Amnesty International said on Thursday that Iran fired cluster munitions at Israel during last month’s war between the two countries, in attacks that endangered civilians.
The report backs up an assessment by the Home Front Command, made during the war, that Iran fired at least one cluster bomb warhead at central Israel. Iran was suspected of firing a cluster bomb at Beersheba in southern Israel as well.
“Last month, the Iranian forces fired ballistic missiles whose warheads contained submunitions into populated residential areas of Israel,” the human rights group said, citing new research. It said international law “prohibits the use of inherently indiscriminate weapons, and launching indiscriminate attacks that kill or injure civilians constitutes a war crime.”
Cluster munitions explode in mid-air and scatter bomblets. Some of them do not explode on impact and can cause casualties over time, particularly among children.
“By using such weapons in or near populated residential areas, Iranian forces endangered civilian lives,” said Erika Guevara Rosas, senior director at Amnesty International.”Iranian forces’ deliberate use of such inherently indiscriminate weapons is a blatant violation of international humanitarian law.”

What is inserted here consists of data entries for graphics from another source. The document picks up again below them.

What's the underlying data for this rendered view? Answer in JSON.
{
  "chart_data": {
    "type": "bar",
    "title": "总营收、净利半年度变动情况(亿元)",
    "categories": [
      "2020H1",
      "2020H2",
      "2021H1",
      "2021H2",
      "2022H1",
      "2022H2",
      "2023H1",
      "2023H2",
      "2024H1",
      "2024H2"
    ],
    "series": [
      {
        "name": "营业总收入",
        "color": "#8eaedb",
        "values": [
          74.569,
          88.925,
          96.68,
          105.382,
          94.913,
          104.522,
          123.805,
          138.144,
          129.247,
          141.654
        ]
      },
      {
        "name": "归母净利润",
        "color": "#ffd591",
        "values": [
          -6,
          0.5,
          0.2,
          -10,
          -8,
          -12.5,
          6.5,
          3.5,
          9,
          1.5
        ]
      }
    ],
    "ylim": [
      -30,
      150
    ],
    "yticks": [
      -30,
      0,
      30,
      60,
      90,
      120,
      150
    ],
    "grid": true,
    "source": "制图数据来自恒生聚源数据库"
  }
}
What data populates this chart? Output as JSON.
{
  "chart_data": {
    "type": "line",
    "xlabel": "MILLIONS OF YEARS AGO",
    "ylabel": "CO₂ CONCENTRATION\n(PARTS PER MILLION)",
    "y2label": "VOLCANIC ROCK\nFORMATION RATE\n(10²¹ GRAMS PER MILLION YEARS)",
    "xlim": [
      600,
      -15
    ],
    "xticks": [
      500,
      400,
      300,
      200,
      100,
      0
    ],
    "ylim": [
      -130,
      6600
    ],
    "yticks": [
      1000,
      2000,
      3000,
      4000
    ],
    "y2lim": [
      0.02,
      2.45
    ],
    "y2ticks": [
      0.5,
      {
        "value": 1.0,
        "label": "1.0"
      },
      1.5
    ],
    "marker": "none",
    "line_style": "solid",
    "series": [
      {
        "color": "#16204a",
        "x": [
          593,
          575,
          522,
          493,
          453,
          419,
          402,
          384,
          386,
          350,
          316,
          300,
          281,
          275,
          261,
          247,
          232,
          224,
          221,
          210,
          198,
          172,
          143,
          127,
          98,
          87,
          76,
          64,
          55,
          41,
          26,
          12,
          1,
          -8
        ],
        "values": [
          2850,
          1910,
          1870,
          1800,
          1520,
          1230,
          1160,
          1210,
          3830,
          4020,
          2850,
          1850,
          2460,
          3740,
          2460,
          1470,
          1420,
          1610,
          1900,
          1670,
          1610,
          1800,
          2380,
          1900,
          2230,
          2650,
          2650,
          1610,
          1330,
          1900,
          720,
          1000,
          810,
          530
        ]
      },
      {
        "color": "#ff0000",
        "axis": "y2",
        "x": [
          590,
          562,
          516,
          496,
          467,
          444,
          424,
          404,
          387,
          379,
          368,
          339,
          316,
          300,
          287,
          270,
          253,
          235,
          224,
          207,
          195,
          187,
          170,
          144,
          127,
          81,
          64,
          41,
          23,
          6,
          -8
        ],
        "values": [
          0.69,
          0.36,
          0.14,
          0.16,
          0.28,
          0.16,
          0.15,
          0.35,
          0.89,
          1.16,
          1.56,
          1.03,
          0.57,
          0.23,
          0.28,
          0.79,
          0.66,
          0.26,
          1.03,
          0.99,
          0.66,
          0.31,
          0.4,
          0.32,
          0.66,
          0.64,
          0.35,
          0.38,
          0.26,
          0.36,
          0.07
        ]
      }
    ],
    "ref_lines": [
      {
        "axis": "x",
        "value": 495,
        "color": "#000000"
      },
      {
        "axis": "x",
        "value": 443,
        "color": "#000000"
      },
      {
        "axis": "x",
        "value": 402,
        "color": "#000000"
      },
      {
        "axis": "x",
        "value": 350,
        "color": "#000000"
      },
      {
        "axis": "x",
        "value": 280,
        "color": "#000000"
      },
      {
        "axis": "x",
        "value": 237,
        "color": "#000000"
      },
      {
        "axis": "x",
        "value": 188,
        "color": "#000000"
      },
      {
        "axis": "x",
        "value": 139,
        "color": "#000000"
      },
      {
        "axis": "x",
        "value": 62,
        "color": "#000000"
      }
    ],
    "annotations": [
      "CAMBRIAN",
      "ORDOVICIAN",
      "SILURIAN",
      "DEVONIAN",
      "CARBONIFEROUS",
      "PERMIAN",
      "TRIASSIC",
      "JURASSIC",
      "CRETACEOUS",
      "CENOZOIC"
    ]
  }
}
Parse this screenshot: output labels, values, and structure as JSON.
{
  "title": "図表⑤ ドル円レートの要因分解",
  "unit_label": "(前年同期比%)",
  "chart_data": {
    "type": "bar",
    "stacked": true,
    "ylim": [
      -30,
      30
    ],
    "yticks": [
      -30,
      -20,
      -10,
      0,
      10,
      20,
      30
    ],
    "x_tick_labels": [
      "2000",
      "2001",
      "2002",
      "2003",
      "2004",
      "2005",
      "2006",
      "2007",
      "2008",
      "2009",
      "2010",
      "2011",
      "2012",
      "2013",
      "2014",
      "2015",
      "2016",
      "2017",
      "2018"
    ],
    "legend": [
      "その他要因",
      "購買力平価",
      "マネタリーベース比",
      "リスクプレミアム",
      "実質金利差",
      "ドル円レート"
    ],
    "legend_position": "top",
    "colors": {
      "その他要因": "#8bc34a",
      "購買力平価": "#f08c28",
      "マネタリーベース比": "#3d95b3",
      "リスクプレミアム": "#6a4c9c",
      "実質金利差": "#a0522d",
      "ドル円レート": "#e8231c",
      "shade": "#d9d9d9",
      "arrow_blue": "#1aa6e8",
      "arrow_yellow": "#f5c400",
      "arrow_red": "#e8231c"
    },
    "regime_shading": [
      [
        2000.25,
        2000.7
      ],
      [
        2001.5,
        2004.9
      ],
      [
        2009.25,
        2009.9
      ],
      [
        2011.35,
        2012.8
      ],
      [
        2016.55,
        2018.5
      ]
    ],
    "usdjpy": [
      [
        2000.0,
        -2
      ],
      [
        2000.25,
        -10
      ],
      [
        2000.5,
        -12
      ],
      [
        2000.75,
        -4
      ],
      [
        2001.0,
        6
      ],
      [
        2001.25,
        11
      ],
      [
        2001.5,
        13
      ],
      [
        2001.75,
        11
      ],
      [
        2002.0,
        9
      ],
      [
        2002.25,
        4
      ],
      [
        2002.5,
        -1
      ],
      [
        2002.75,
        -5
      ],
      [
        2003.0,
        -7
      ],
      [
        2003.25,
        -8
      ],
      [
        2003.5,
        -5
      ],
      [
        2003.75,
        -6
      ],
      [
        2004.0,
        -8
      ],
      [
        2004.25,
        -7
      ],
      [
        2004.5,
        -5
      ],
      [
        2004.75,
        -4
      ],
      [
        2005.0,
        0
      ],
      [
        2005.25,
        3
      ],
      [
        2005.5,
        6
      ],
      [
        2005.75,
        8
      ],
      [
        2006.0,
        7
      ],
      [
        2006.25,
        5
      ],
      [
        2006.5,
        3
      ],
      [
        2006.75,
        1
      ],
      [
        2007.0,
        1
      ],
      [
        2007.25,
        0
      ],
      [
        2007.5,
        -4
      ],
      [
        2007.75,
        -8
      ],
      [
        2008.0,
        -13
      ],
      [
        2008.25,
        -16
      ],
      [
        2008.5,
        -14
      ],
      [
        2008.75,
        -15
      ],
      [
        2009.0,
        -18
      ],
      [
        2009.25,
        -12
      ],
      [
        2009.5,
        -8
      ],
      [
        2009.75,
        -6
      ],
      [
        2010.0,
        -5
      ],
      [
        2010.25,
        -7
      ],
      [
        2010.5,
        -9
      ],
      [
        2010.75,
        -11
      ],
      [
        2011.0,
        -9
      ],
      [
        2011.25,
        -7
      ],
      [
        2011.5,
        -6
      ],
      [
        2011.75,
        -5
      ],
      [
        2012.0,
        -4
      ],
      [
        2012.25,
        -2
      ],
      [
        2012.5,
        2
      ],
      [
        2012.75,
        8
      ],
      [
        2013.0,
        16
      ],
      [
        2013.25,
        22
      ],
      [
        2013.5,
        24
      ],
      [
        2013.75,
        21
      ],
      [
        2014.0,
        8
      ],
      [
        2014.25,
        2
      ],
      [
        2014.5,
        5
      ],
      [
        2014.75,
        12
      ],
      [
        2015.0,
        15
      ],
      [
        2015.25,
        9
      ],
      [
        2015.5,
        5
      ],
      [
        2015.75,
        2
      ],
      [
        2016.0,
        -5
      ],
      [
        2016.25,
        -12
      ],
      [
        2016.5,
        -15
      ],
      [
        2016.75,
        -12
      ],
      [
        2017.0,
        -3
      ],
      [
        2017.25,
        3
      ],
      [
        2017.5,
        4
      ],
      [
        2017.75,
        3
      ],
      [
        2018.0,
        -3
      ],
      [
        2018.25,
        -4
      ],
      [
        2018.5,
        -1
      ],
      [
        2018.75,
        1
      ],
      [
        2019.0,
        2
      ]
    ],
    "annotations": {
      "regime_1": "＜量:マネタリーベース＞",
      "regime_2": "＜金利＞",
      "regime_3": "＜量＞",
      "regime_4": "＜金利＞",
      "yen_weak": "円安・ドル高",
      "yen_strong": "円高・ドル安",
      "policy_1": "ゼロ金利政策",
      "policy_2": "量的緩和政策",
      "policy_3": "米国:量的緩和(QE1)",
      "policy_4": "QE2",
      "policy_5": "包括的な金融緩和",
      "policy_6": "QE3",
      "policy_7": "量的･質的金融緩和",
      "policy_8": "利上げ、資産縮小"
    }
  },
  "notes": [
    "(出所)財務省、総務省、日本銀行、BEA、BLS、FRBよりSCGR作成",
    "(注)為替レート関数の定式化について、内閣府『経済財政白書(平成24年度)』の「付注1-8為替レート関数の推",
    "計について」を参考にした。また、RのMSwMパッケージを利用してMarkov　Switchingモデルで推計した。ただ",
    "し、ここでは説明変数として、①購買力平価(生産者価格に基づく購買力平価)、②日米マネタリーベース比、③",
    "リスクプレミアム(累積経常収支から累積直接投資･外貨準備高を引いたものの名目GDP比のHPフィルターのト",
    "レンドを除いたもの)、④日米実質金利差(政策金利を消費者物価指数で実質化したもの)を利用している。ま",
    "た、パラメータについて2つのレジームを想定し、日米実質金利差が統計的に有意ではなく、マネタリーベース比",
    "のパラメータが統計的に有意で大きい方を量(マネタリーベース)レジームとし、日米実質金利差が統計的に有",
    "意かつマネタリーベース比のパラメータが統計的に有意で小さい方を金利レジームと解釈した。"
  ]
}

Neither Iran nor Israel is among more than a hundred countries that are party to the 2008 Convention on Cluster Munitions, which prohibits the use, transfer, production and storage of cluster bombs. Israel used cluster munitions in its 2006 war against Hezbollah in Lebanon and later said it would limit its deployment of them.
The 12-day Israel-Iran war began in mid-June when Israel struck Tehran’s top military leaders, nuclear scientists, uranium enrichment sites, and ballistic missile program, an attack it said was necessary to prevent the Islamic Republic from realizing its avowed plan to destroy the Jewish state.
Iran has consistently denied seeking to acquire nuclear weapons. But it enriched uranium to levels that have no peaceful application, obstructed international inspectors from checking its nuclear facilities, and expanded its ballistic missile capabilities. Israel said it had recently taken steps toward weaponization.
Iran retaliated to Israel’s strikes by launching over 500 ballistic missiles and around 1,100 drones at Israel. The attacks killed 29 people and wounded over 3,000 in Israel, according to health officials and hospitals.
In all, there were 36 missile impacts and one drone strike in populated areas, causing damage to 2,305 homes in 240 buildings, along with two universities and a hospital, and leaving over 13,000 Israelis displaced. Iran said its death toll in the war topped 1,000.
Amnesty said it analyzed photos and videos showing cluster munitions that, according to media reports, struck a home in Azor, near Tel Aviv, on June 19.
On top of that, the southern city of Beersheba on June 20 and the central city of Rishon LeZion on June 22 were also “struck with ordnance that left multiple impact craters consistent with the submunitions seen in Gush Dan,” the Tel Aviv district, Amnesty said.
Amnesty has been harshly critical of Israel in the past. Thursday’s report came two days after the group called for a war crimes investigation into Israel’s deadly air attack on Tehran’s notorious Evin prison during the war. The strike, confirmed by Israel, killed 79 people, according to a provisional tally by Iranian authorities. The toll has not been verified.
Amnesty International called the Israeli attack “deliberate” and “a serious violation of international humanitarian law” that killed civilians. The airstrikes should be “criminally investigated as war crimes,” it said.
IDF Spokesman Brig. Gen. Effie Defrin previously stated that “within the prison compound, intelligence activity was carried out against Israel, including counter-espionage,” and that the strike was carried out “in a pinpoint manner, to avoid harm to those uninvolved.”
Amnesty has also accused Israel of committing genocide in Gaza, a charge Israel adamantly denies. Amnesty Israel, the group’s local branch, rejected that report and was later reportedly suspended.